春ということで昨年1年間行ってきたリビングマルチ、及びカバークロップを漉き込みます。

鉢でリビングマルチをやっている人は少ないと思われる。成果を報告

また、昨年継続したカバークロップのリビングマルチの効果について実際どんなものであったのかを紹介します。

今回は体感の記事なので参考程度にお願いします。

リビングマルチ、カバークロップとは?

本来は畑の畝周りや、不耕起栽培という耕さない特殊な農法で使われる

リビングマルチは通常のマルチと異なり、生きている植物を畝や畑の外周、庭などに植えて土壌の流出やぬかるみを避けたり、栄養の保持などを狙う生きたマルチです。

日本にはあまり適していないと思われる不耕起栽培に通ずるものであり、本格的にやる場合にはカバークロップと呼ばれる植物を利用します。

カバークロップは諸外国では有名な耕作方法で、年中土をむき出しにせず、生きた植物の根を張り巡らせることで根圏という土中環境を維持するやり方です。

土に生きた根を維持し続けることで根圏の微生物環境を維持したり、水はけの改善などが見込める

例えばマメ科なら窒素を空中から固定する能力がありますし、イネ科ならケイ素の吸収によりアルミニウムと腐植の結合を増やす、深根性の植物による土質の改善などだけでなく、カバークロップにより根が増えることで土中の根圏を中心とする微生物層をより活発にできるため注目を集めているジャンルです。

これについて外国の不耕起栽培を紹介している本によればカバークロップは増えれば増えるほど土質が良くなることが確認されており、うまみが別のうまみと掛け算で味の深みを増していくように多種多様なものを使うのがいいと言われています。
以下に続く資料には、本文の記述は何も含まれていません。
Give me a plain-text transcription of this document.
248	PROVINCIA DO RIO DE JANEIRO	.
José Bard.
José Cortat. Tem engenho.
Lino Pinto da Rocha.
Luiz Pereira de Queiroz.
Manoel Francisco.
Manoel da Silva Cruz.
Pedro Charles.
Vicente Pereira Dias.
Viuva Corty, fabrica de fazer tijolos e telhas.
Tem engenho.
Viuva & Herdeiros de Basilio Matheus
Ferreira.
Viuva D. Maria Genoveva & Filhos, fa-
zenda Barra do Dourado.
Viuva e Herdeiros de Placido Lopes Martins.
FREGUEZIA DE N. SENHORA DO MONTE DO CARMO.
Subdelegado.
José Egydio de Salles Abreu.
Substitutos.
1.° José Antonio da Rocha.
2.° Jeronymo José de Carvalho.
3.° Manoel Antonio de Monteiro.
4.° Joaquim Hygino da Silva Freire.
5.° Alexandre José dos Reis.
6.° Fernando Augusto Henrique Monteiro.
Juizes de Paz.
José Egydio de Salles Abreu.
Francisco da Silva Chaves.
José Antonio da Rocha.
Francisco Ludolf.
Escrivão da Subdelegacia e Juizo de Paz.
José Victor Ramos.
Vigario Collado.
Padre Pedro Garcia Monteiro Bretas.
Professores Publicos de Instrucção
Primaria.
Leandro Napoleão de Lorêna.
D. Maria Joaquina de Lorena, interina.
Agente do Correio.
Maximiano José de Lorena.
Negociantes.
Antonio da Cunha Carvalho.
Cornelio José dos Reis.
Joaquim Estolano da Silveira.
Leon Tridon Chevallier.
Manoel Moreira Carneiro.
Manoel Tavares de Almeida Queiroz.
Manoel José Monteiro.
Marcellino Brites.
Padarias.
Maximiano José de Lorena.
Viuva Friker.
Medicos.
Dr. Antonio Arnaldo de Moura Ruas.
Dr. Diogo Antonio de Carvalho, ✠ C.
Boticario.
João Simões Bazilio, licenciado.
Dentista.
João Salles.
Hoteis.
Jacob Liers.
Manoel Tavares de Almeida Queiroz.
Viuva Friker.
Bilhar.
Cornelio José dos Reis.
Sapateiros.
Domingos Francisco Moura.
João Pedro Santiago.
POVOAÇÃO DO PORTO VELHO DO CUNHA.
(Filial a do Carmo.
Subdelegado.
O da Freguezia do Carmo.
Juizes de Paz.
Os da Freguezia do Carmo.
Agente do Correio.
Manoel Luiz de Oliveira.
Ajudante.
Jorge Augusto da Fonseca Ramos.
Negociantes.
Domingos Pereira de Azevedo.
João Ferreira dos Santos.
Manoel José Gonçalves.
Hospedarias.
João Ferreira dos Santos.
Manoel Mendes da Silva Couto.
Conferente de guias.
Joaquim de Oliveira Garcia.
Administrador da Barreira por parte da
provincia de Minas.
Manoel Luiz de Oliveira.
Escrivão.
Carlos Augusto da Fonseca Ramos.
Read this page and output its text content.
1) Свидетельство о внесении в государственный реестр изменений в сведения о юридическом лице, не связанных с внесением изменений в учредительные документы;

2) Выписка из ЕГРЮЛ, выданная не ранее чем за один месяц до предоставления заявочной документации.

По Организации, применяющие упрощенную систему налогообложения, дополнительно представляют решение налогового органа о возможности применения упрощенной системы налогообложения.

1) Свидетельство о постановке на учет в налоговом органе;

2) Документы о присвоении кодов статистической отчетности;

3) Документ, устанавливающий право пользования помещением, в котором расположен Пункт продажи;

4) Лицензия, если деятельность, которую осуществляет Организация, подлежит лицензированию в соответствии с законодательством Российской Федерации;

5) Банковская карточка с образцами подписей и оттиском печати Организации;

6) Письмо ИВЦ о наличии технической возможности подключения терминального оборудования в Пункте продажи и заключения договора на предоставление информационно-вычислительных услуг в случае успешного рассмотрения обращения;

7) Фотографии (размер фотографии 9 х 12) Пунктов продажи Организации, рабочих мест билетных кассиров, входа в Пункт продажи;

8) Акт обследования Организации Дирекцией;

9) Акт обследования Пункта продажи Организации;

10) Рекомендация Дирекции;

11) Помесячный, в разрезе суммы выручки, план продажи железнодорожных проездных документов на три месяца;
種によって根圏の微生物相が変わるらしく、多くの植物があるほどよいと言われている

育てたリビングマルチの役割は、年中土の中に根を始めとする根圏ネットワークを維持することです。

これにより土中の水分保持や栄養の供給、Phの調整や共生菌による利用可能範囲の拡大などなどの様々な恩恵を受けられます。
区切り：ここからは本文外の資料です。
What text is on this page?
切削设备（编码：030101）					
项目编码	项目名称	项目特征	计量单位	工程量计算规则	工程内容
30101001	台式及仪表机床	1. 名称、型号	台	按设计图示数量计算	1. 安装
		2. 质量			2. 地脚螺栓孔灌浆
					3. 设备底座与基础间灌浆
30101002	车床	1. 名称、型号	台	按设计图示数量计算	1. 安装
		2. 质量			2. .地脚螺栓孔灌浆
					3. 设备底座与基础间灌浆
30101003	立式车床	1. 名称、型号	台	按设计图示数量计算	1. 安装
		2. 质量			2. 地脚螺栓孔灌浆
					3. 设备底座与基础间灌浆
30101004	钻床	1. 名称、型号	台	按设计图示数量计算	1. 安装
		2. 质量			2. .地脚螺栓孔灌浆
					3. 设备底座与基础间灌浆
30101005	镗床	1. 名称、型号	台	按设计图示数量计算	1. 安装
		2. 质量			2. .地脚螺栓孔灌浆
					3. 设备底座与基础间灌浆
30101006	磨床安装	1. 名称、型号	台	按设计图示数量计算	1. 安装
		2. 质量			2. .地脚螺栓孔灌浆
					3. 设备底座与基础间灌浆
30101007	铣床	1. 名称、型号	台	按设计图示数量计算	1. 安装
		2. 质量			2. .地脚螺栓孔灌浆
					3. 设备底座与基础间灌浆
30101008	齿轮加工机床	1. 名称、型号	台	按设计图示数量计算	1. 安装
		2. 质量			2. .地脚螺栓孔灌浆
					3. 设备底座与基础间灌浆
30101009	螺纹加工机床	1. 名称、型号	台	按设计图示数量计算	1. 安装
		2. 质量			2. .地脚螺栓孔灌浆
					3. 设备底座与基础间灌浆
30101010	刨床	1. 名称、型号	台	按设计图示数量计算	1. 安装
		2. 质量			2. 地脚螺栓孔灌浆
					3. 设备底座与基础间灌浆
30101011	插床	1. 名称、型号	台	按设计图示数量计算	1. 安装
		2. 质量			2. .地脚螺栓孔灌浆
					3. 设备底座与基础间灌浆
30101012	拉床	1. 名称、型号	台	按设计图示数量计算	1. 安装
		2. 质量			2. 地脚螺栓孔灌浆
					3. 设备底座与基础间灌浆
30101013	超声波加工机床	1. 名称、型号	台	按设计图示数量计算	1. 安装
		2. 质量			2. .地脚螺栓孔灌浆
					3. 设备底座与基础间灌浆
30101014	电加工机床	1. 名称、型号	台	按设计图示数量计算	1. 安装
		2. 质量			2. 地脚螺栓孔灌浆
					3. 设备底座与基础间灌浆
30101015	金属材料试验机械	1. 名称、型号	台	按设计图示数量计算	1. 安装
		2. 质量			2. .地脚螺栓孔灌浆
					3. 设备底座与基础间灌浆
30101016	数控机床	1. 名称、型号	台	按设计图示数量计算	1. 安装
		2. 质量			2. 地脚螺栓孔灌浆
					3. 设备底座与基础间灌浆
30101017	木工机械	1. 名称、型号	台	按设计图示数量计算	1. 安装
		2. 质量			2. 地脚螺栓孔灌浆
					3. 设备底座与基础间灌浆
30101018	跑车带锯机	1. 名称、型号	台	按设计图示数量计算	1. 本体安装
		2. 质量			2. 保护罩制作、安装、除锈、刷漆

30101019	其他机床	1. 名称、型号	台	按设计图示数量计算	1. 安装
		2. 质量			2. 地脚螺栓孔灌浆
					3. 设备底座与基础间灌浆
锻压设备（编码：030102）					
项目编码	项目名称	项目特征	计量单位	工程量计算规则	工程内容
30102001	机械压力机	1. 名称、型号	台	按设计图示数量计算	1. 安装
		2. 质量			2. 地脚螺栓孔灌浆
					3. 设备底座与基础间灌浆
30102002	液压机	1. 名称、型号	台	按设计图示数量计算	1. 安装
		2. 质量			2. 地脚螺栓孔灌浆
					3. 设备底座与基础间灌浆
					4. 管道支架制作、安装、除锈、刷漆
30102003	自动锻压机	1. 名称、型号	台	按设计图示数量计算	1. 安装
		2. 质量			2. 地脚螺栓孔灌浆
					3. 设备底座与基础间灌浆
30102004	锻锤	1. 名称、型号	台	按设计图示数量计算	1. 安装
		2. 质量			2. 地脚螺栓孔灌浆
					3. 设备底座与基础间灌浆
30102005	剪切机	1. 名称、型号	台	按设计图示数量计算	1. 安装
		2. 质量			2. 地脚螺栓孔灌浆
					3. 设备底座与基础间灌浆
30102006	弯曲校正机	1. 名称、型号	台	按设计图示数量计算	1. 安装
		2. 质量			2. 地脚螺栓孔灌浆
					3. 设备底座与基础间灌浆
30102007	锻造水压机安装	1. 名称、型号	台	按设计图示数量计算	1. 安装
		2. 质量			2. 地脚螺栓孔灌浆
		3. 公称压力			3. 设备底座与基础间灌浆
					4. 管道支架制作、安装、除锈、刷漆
植物の根には目に見えない要素として土の流出を抑えるというものがあります。

むき出しの土、掘り返した畑などなど根がないと水が染み込んでいかない

例えば雨により表土が流出したり水がしみ込まなくなることでぬかるみの発生などを引き起こします。作物収穫後の畑や、緑が無い庭に水がしみ込まないなどが身近な事例として挙げられると思います。

また、畑は土の養分で育てたものを回収するので養分の移動を考えると畑から持ち出される一方なのですが、リビングマルチを同時に育てそれを土に漉き込むことで土壌の栄養の一部を土に返すことができます。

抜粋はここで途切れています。